Let's Study English

Let's Study English

Wednesday, December 2, 2015

How to Support Your Child’s Social-Emotional Development

Here are some ways you can support your child’s social-emotional development.



  1. Develop responsive and consistent care-giving routines. Infants and young children benefit greatly when they feel that their needs are being met in a consistent, respectful, and responsive manner. Figuring out what they need is often a complicated process. It’s one that requires you to observe and make sense of the signals your child is giving you through his behaviors. Sit and watch your child to learn what makes him excited or engaged and what soothes him. Then, you’ll be able to make more educated guesses about how to respond to him in his moments of need. This sensitive atonement to his needs contributes to his feeling understood and valued. This, in turn, promotes self-esteem and trust in his caregivers.
  2. Provide a nurturing and affectionate environment. Providing children with love and affection conveys to them that they are important and special individuals. Holding your children provides a physical “holding environment” in which they feel safe and contained. Comforting, singing, and talking to your children also provide an important emotional holding environment. This is where their feelings are talked about and managed with the help of their trusted caregiver. It promotes a feeling of safety and security within your young child. As children receive love and affection from their parents and caregivers, they are also learning important aspects of how they can express their love and affection to others. 
  3. Provide safety and security while encouraging exploration. As young children begin the important work of exploring their world, they often feel uncertain and, at times, fearful of new situations. By helping your young child feel assured of the support and availability of his caregiver, you are helping to increase his confidence. This makes it easier for him to explore new experiences and environments. That’s because he knows he can rely on you when he needs to return to a secure base.
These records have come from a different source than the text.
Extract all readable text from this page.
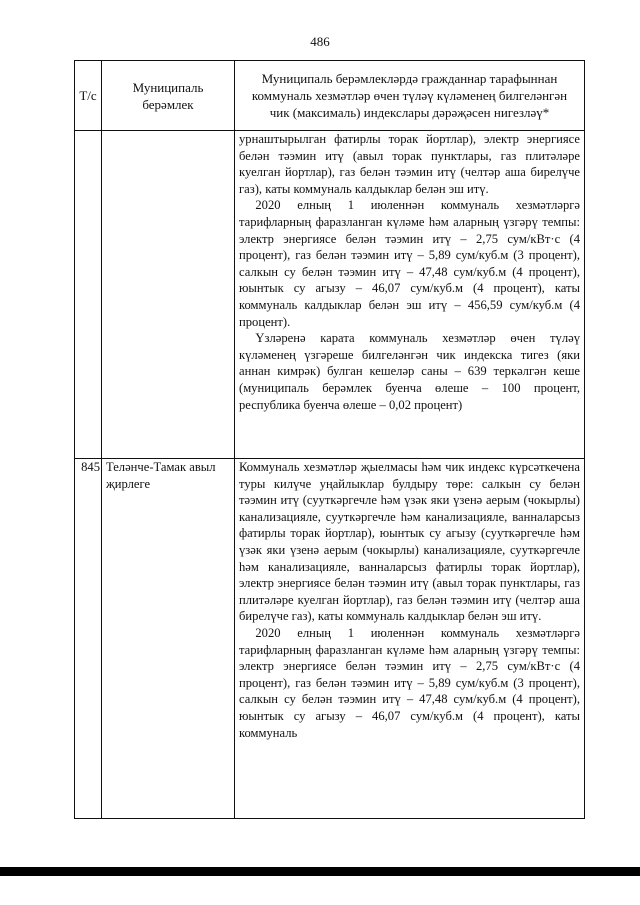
486
Т/с	Муниципаль берәмлек	Муниципаль берәмлекләрдә гражданнар тарафыннан коммуналь хезмәтләр өчен түләү күләменең билгеләнгән чик (максималь) индекслары дәрәҗәсен нигезләү*

		урнаштырылган фатирлы торак йортлар), электр энергиясе белән тәэмин итү (авыл торак пунктлары, газ плитәләре куелган йортлар), газ белән тәэмин итү (челтәр аша бирелүче газ), каты коммуналь калдыклар белән эш итү.

2020 елның 1 июленнән коммуналь хезмәтләргә тарифларның фаразланган күләме һәм аларның үзгәрү темпы: электр энергиясе белән тәэмин итү – 2,75 сум/кВт·с (4 процент), газ белән тәэмин итү – 5,89 сум/куб.м (3 процент), салкын су белән тәэмин итү – 47,48 сум/куб.м (4 процент), юынтык су агызу – 46,07 сум/куб.м (4 процент), каты коммуналь калдыклар белән эш итү – 456,59 сум/куб.м (4 процент).

Үзләренә карата коммуналь хезмәтләр өчен түләү күләменең үзгәреше билгеләнгән чик индекска тигез (яки аннан кимрәк) булган кешеләр саны – 639 теркәлгән кеше (муниципаль берәмлек буенча өлеше – 100 процент, республика буенча өлеше – 0,02 процент)

845	Теләнче-Тамак авыл җирлеге	Коммуналь хезмәтләр җыелмасы һәм чик индекс күрсәткечена туры килүче уңайлыклар булдыру төре: салкын су белән тәэмин итү (сууткәргечле һәм үзәк яки үзенә аерым (чокырлы) канализацияле, сууткәргечле һәм канализацияле, ванналарсыз фатирлы торак йортлар), юынтык су агызу (сууткәргечле һәм үзәк яки үзенә аерым (чокырлы) канализацияле, сууткәргечле һәм канализацияле, ванналарсыз фатирлы торак йортлар), электр энергиясе белән тәэмин итү (авыл торак пунктлары, газ плитәләре куелган йортлар), газ белән тәэмин итү (челтәр аша бирелүче газ), каты коммуналь калдыклар белән эш итү.

2020 елның 1 июленнән коммуналь хезмәтләргә тарифларның фаразланган күләме һәм аларның үзгәрү темпы: электр энергиясе белән тәэмин итү – 2,75 сум/кВт·с (4 процент), газ белән тәэмин итү – 5,89 сум/куб.м (3 процент), салкын су белән тәэмин итү – 47,48 сум/куб.м (4 процент), юынтык су агызу – 46,07 сум/куб.м (4 процент), каты коммуналь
Encouraging the young child’s drive for exploration and independence while continuing to be a responsive and consistent presence provides the child with a sense of safety and trust – in himself and in others. 
  4. Encourage and support your child’s emerging skills. Young children are continually learning and developing new skills. “Look what I can do!” is a phrase we often hear from our toddlers and preschoolers as they express their newfound excitement and pride in their accomplishments. Nurture children’s learning by showing interest in their activities. Provide opportunities for them to do things on their own, helping when needed. As children master new abilities, they feel competent and self-assured.
  5. Promote expression of feelings in age-appropriate ways. Young children often struggle with how to express their intense emotions. They need help knowing how to appropriately manage their feelings. Using language to identify, label, and respect a young child’s feelings helps. It not only allows her to feel respected and understood, but it also can help her to calm down and better manage her emotions. Over time, children are better able to identify and label their own feelings as their language skills develop. 
  6. It can also be helpful to tell and show young children other ways to manage their feelings. For example, it might help them to pound clay when angry or draw a picture and tell a story about how they are feeling. Helping your child to find appropriate ways to express his emotions will promote self-confidence and self-control. This will also help him to better manage conflicts with peers and to have empathy for his friends and others.
  7. Encourage respect and appreciation for differences. All children are born into families with certain beliefs, values, and expectations. These are often largely influenced by the culture of the family and their larger community. Culture plays a big role in our lives. It influences every aspect of parenting: feeding, sleeping, and toileting routines; discipline; ideas about schooling, development, communication, and disabilities; and how parents and children are expected to relate to one another. When you display an appreciation and respect for your own culture as well as the cultures of others, you are teaching your child acceptance of differences and an appreciation of the qualities in each of us that makes us unique. 
  8. Nurture your own social and emotional wellness. To provide optimal care for our children, we must also attend to our own needs. We need to ensure that we are nurturing and respecting ourselves. Parenting can be incredibly rewarding, yet it can also be continually exhausting and demanding. Did you grow up in a family where, for various reasons, your own needs for safety, security, affection, and respect were not well provided for? If so, it might be challenging to think about how to provide those experiences for your own children, despite your intense desire to do so.